17. Grabuge dans le Bayou

Le concert de musique bat son plein à quelques kilomètres et toutes les bicoques de ploucs aux alentours sont vides. Heureusement pour nous, sinon les autochtones auraient pu assister à cette scène pour le moins ridicule ; Amdukias sautillant sur place au rythme de la musique comme s'il avait une envie pressante.

- Samaël, qu'est-ce qu'on va faire ? elles ont l'air vraiment énervées ! Elles arrivent pour nous faire la peau !

- Calme-toi, Face de craie !

J'essaie de me montrer confiant comme à mon habitude, mais je dois avouer que me retrouver en face de ces femmes aussi puissantes et décidées à en découdre ne me rassure pas du tout.

Des touristes sans aucun savoir vivre et acheteurs compulsifs je peux gérer, des Yaoguais arrogants, là encore je fais face. Mais une bande de femmes, héritière de centaines d'années de pouvoirs magiques et visiblement acharnée à me faire échouer, j'ai un doute.

Je suis persuadé que mon acolyte peut m'être d'une grande aide, si seulement il ne laisse pas la peur l'envahir.

- Samaël, nous ne pouvons te laisser continuer, nous avons fais une promesse à la grande Ceridwenn, déclare Maya en s'approchant.

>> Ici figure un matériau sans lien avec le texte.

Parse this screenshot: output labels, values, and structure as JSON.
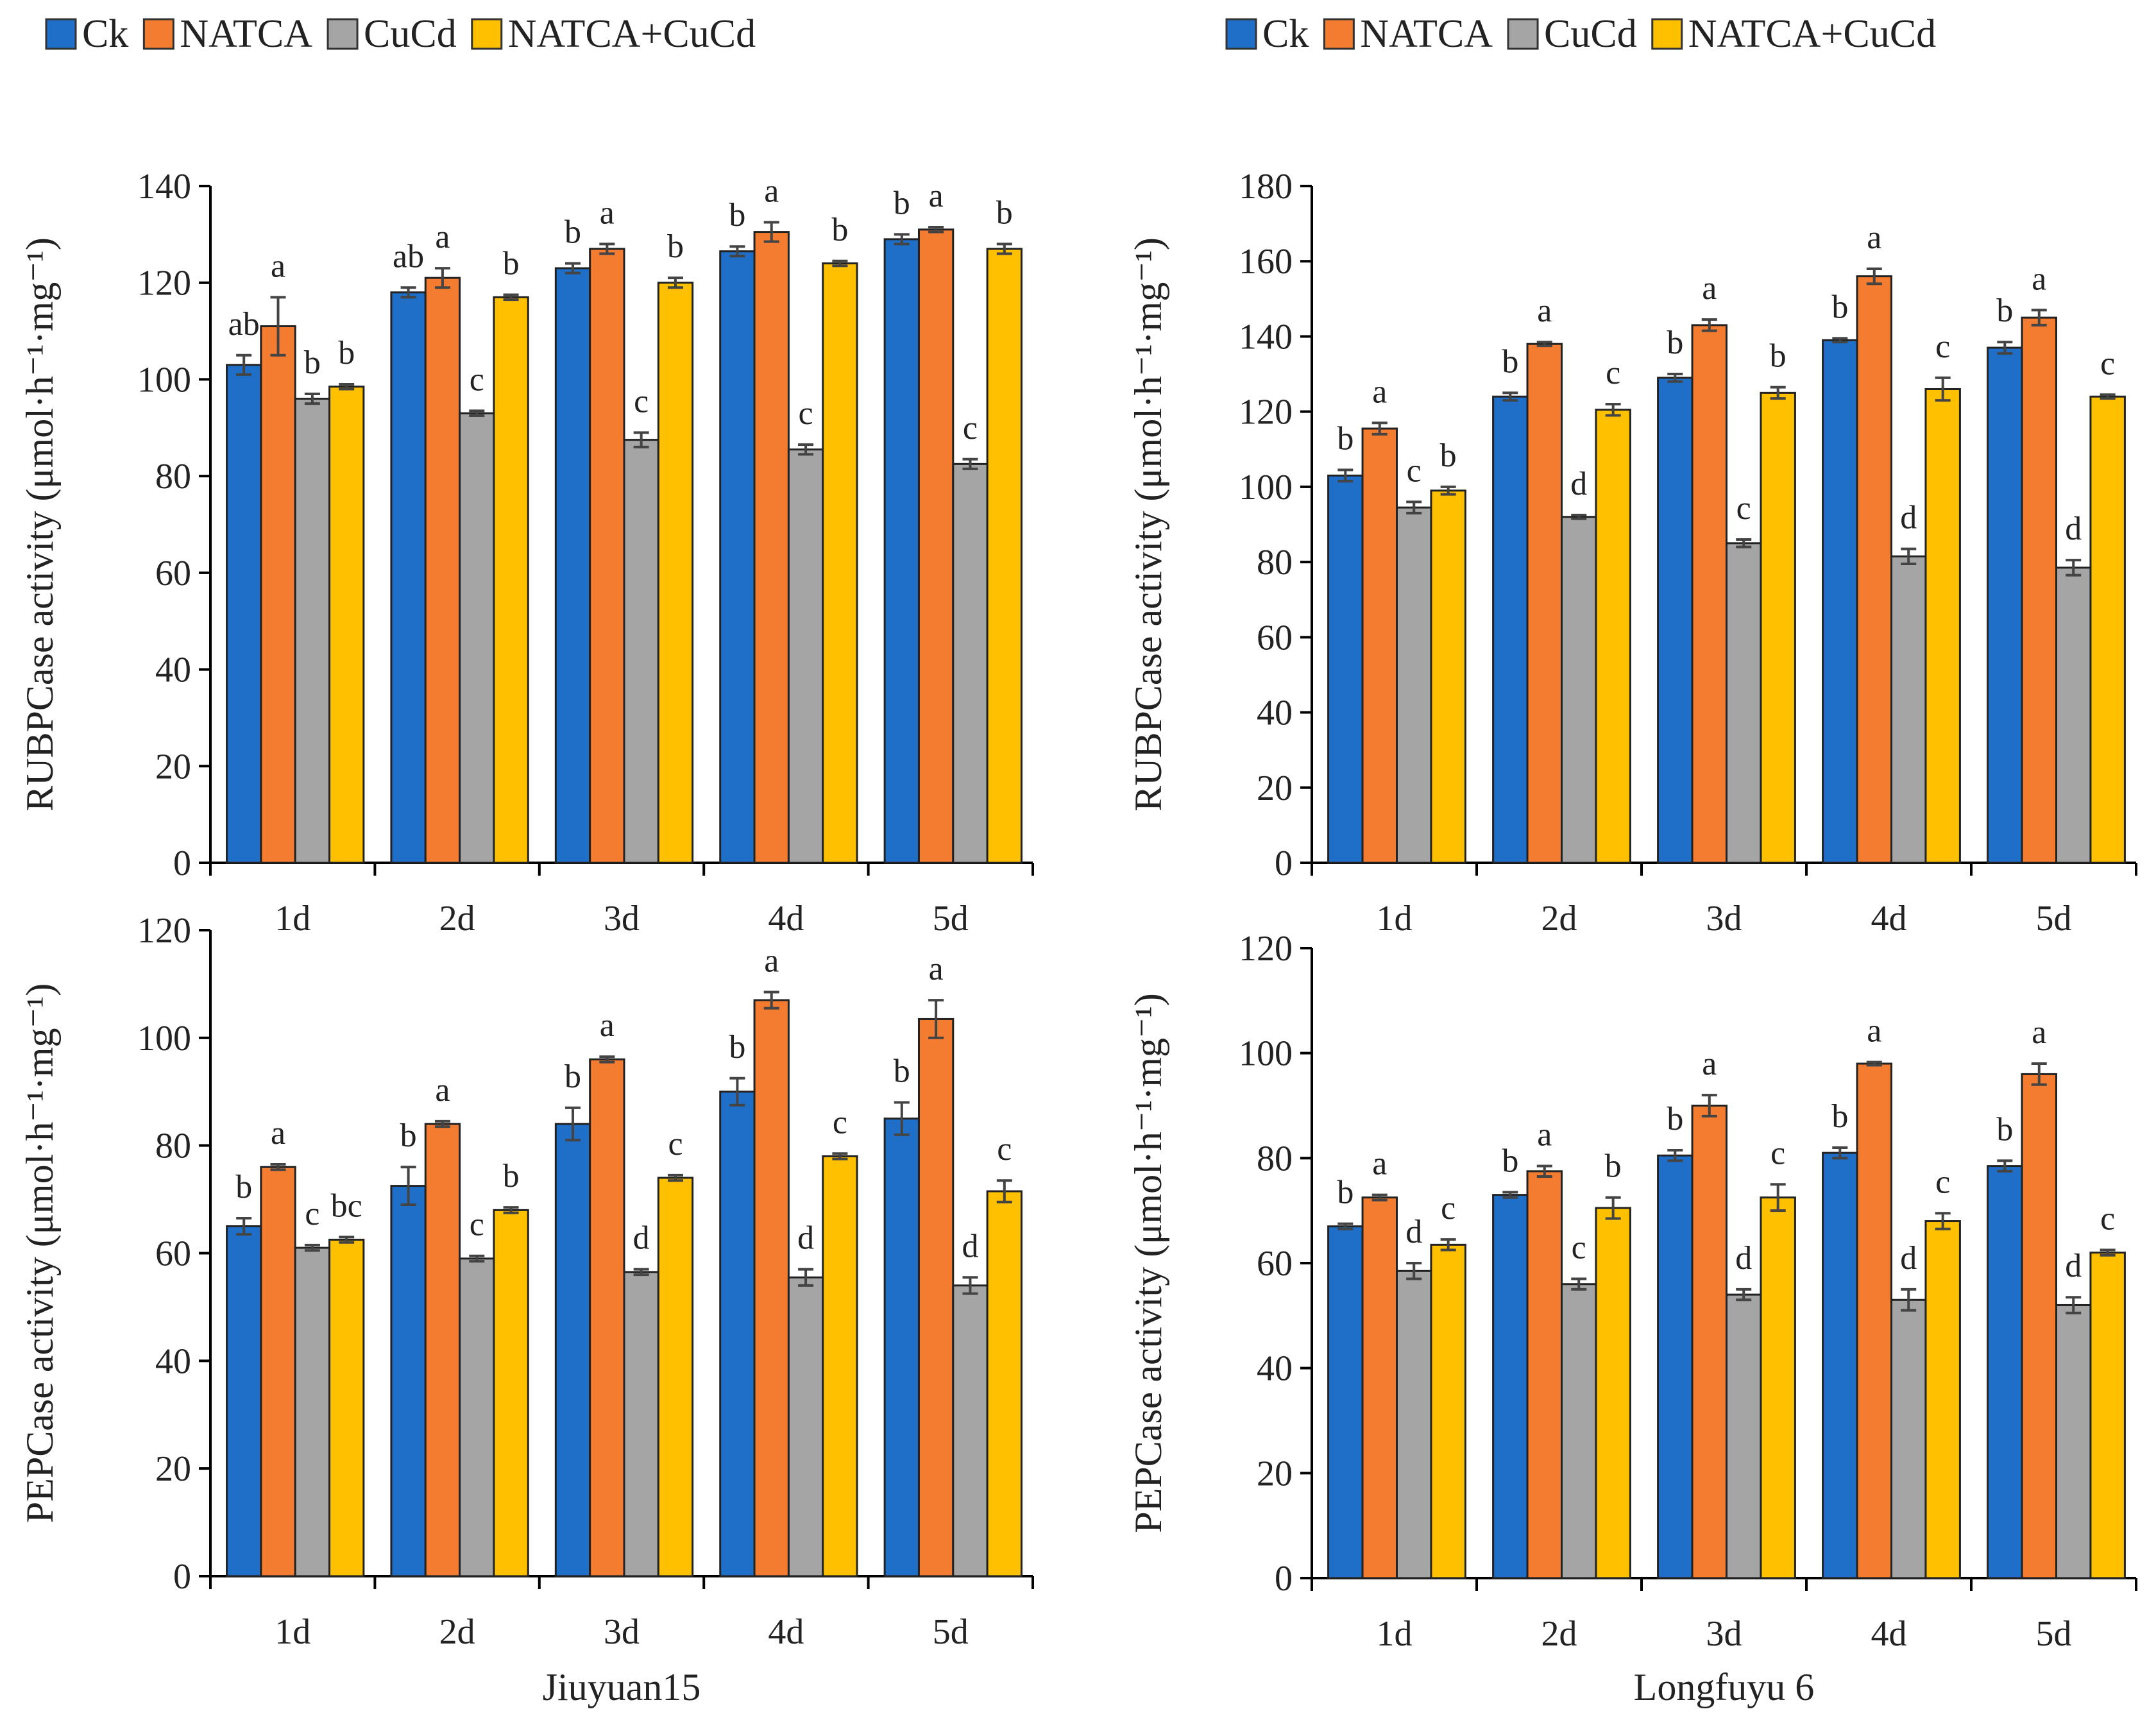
{
  "legend": {
    "items": [
      {
        "label": "Ck",
        "color": "#1f6fc9"
      },
      {
        "label": "NATCA",
        "color": "#f47c30"
      },
      {
        "label": "CuCd",
        "color": "#a5a5a5"
      },
      {
        "label": "NATCA+CuCd",
        "color": "#ffc000"
      }
    ]
  },
  "chart_data": [
    {
      "id": "jiuyuan-rubpcase",
      "type": "bar",
      "ylabel": "RUBPCase activity (μmol·h⁻¹·mg⁻¹)",
      "xlabel": "",
      "categories": [
        "1d",
        "2d",
        "3d",
        "4d",
        "5d"
      ],
      "ylim": [
        0,
        140
      ],
      "yticks": [
        0,
        20,
        40,
        60,
        80,
        100,
        120,
        140
      ],
      "series": [
        {
          "name": "Ck",
          "values": [
            103,
            118,
            123,
            126.5,
            129
          ],
          "errors": [
            2,
            1,
            1,
            1,
            1
          ],
          "labels": [
            "ab",
            "ab",
            "b",
            "b",
            "b"
          ]
        },
        {
          "name": "NATCA",
          "values": [
            111,
            121,
            127,
            130.5,
            131
          ],
          "errors": [
            6,
            2,
            1,
            2,
            0.5
          ],
          "labels": [
            "a",
            "a",
            "a",
            "a",
            "a"
          ]
        },
        {
          "name": "CuCd",
          "values": [
            96,
            93,
            87.5,
            85.5,
            82.5
          ],
          "errors": [
            1,
            0.5,
            1.5,
            1,
            1
          ],
          "labels": [
            "b",
            "c",
            "c",
            "c",
            "c"
          ]
        },
        {
          "name": "NATCA+CuCd",
          "values": [
            98.5,
            117,
            120,
            124,
            127
          ],
          "errors": [
            0.5,
            0.5,
            1,
            0.5,
            1
          ],
          "labels": [
            "b",
            "b",
            "b",
            "b",
            "b"
          ]
        }
      ]
    },
    {
      "id": "longfuyu-rubpcase",
      "type": "bar",
      "ylabel": "RUBPCase activity (μmol·h⁻¹·mg⁻¹)",
      "xlabel": "",
      "categories": [
        "1d",
        "2d",
        "3d",
        "4d",
        "5d"
      ],
      "ylim": [
        0,
        180
      ],
      "yticks": [
        0,
        20,
        40,
        60,
        80,
        100,
        120,
        140,
        160,
        180
      ],
      "series": [
        {
          "name": "Ck",
          "values": [
            103,
            124,
            129,
            139,
            137
          ],
          "errors": [
            1.5,
            1,
            1,
            0.5,
            1.5
          ],
          "labels": [
            "b",
            "b",
            "b",
            "b",
            "b"
          ]
        },
        {
          "name": "NATCA",
          "values": [
            115.5,
            138,
            143,
            156,
            145
          ],
          "errors": [
            1.5,
            0.5,
            1.5,
            2,
            2
          ],
          "labels": [
            "a",
            "a",
            "a",
            "a",
            "a"
          ]
        },
        {
          "name": "CuCd",
          "values": [
            94.5,
            92,
            85,
            81.5,
            78.5
          ],
          "errors": [
            1.5,
            0.5,
            1,
            2,
            2
          ],
          "labels": [
            "c",
            "d",
            "c",
            "d",
            "d"
          ]
        },
        {
          "name": "NATCA+CuCd",
          "values": [
            99,
            120.5,
            125,
            126,
            124
          ],
          "errors": [
            1,
            1.5,
            1.5,
            3,
            0.5
          ],
          "labels": [
            "b",
            "c",
            "b",
            "c",
            "c"
          ]
        }
      ]
    },
    {
      "id": "jiuyuan-pepcase",
      "type": "bar",
      "ylabel": "PEPCase activity (μmol·h⁻¹·mg⁻¹)",
      "xlabel": "Jiuyuan15",
      "categories": [
        "1d",
        "2d",
        "3d",
        "4d",
        "5d"
      ],
      "ylim": [
        0,
        120
      ],
      "yticks": [
        0,
        20,
        40,
        60,
        80,
        100,
        120
      ],
      "series": [
        {
          "name": "Ck",
          "values": [
            65,
            72.5,
            84,
            90,
            85
          ],
          "errors": [
            1.5,
            3.5,
            3,
            2.5,
            3
          ],
          "labels": [
            "b",
            "b",
            "b",
            "b",
            "b"
          ]
        },
        {
          "name": "NATCA",
          "values": [
            76,
            84,
            96,
            107,
            103.5
          ],
          "errors": [
            0.5,
            0.5,
            0.5,
            1.5,
            3.5
          ],
          "labels": [
            "a",
            "a",
            "a",
            "a",
            "a"
          ]
        },
        {
          "name": "CuCd",
          "values": [
            61,
            59,
            56.5,
            55.5,
            54
          ],
          "errors": [
            0.5,
            0.5,
            0.5,
            1.5,
            1.5
          ],
          "labels": [
            "c",
            "c",
            "d",
            "d",
            "d"
          ]
        },
        {
          "name": "NATCA+CuCd",
          "values": [
            62.5,
            68,
            74,
            78,
            71.5
          ],
          "errors": [
            0.5,
            0.5,
            0.5,
            0.5,
            2
          ],
          "labels": [
            "bc",
            "b",
            "c",
            "c",
            "c"
          ]
        }
      ]
    },
    {
      "id": "longfuyu-pepcase",
      "type": "bar",
      "ylabel": "PEPCase activity (μmol·h⁻¹·mg⁻¹)",
      "xlabel": "Longfuyu 6",
      "categories": [
        "1d",
        "2d",
        "3d",
        "4d",
        "5d"
      ],
      "ylim": [
        0,
        120
      ],
      "yticks": [
        0,
        20,
        40,
        60,
        80,
        100,
        120
      ],
      "series": [
        {
          "name": "Ck",
          "values": [
            67,
            73,
            80.5,
            81,
            78.5
          ],
          "errors": [
            0.5,
            0.5,
            1,
            1,
            1
          ],
          "labels": [
            "b",
            "b",
            "b",
            "b",
            "b"
          ]
        },
        {
          "name": "NATCA",
          "values": [
            72.5,
            77.5,
            90,
            98,
            96
          ],
          "errors": [
            0.5,
            1,
            2,
            0.3,
            2
          ],
          "labels": [
            "a",
            "a",
            "a",
            "a",
            "a"
          ]
        },
        {
          "name": "CuCd",
          "values": [
            58.5,
            56,
            54,
            53,
            52
          ],
          "errors": [
            1.5,
            1,
            1,
            2,
            1.5
          ],
          "labels": [
            "d",
            "c",
            "d",
            "d",
            "d"
          ]
        },
        {
          "name": "NATCA+CuCd",
          "values": [
            63.5,
            70.5,
            72.5,
            68,
            62
          ],
          "errors": [
            1,
            2,
            2.5,
            1.5,
            0.5
          ],
          "labels": [
            "c",
            "b",
            "c",
            "c",
            "c"
          ]
        }
      ]
    }
  ]
}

- Moi j'ai fait une promesse à mes frères. Votre loyauté est un trait de caractère que nous vous avons légué depuis que le monde est monde, tu le sais très bien.

- Certes, votre rébellion est le début du féminisme et vous avez contribué à tous les mouvements qui en résultent. Des grandes prêtresses Voodoo en passant par la Wicca, nous vous serons à jamais reconnaissantes. Mais notre dévotion s'arrête au moment où l'une de nos sœurs est en danger.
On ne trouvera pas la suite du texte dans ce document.